7

2.5K 140 0
                                    

Mikayla merasa dirinya membeku, saat Aditya dengan tenangnya berada tepat disampingnya. Pemuda itu dari tadi menanyakan bagaimana keadaannya.

Mikayla mulai memperlihatkan sifat dinginnya, sama seperti biasa. "Pergi.", usir Mikayla dengan nada dingin.

"Tidak, bukannya saya yang harus pergi, tapi sifat dingin kamulah yang seharusnya kamu singkirkan.", tolak Aditya tegas.

Brak!!!

Mikayla memukul meja dengan keras. Aditya dibuat kaget karenanya. Beberapa teman sekelas yang melihat kejadian itu memasang tampang ketakutan.

Mikayla berdiri, lalu mendorong kursi roda Aditya menuju bangkunya Arman. "Gue nggak ada waktu buat bercengkrama dengan cowok cacat kurang ajar kayak lo!"

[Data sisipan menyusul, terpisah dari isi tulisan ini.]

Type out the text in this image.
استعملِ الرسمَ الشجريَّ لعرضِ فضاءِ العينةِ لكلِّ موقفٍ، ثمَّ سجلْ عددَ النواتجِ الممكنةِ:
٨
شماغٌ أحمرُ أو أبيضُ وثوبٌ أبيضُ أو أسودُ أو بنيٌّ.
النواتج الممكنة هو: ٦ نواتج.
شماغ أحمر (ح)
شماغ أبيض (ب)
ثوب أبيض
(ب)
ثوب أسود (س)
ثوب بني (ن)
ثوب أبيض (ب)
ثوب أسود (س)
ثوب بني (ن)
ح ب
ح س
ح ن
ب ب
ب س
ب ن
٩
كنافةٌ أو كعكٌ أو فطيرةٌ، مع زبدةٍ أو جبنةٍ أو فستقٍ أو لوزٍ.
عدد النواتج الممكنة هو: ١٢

Mikayla melengos, meninggalkan Aditya yang nampak berpikir keras dengan segala sikap Mikayla itu, sikap dingin yang menyimpan banyak keanehan dan juga kejanggalan di dalamnya.

Mikayla melangkah cepat keluar dari kelas, kedua tangannya terkepal kuat. Raut dingin diwajahnya tak berubah sama sekali.

Byur!

Langkah Mikayla terhenti, tepat di depan kelasnya. Segelas jus jeruk baru saja tumpah di seragam sekolahnya.

Mata Mikayla menajam melihat siapa pelaku yang telah berani menumpahkan jus jeruk ke seragamnya.

Amel, yang merupakan adik kelas itu menunduk takut. Gadis dengan rambut yang dikepang dua itu tak berani menatap mata Mikayla. Badannya seketika lemas, tak bertenaga.

Niat mau kabur, lenyap begitu saja. Dan ingin berbicara agar bisa meminta maaf, seolah menguap begitu saja. Pokoknya, serba salahlah pokoknya.

"K, kak!", panggil Amel pelan dan juga terbata.

Mikayla tetap betah di posisi awalnya. Diam dan menatap adik kelasnya itu dingin.

"M, maaf. Aku nggak sengaja tumpahin minumannya. "

Dengan cepat, Amel merogoh sapu tangan dari saku roknya. Ia berniat membersihkan noda di seragam sekolah Mikayla.

"Kak, maaf yah! Amel bantu bersihin.", ujar Amel pelan. Amel mengarahkan sapu tangannya ke arah seragam Mikayla yang kotor. Mikayla sendiri hanya diam dan menatap datar adik kelasnya itu.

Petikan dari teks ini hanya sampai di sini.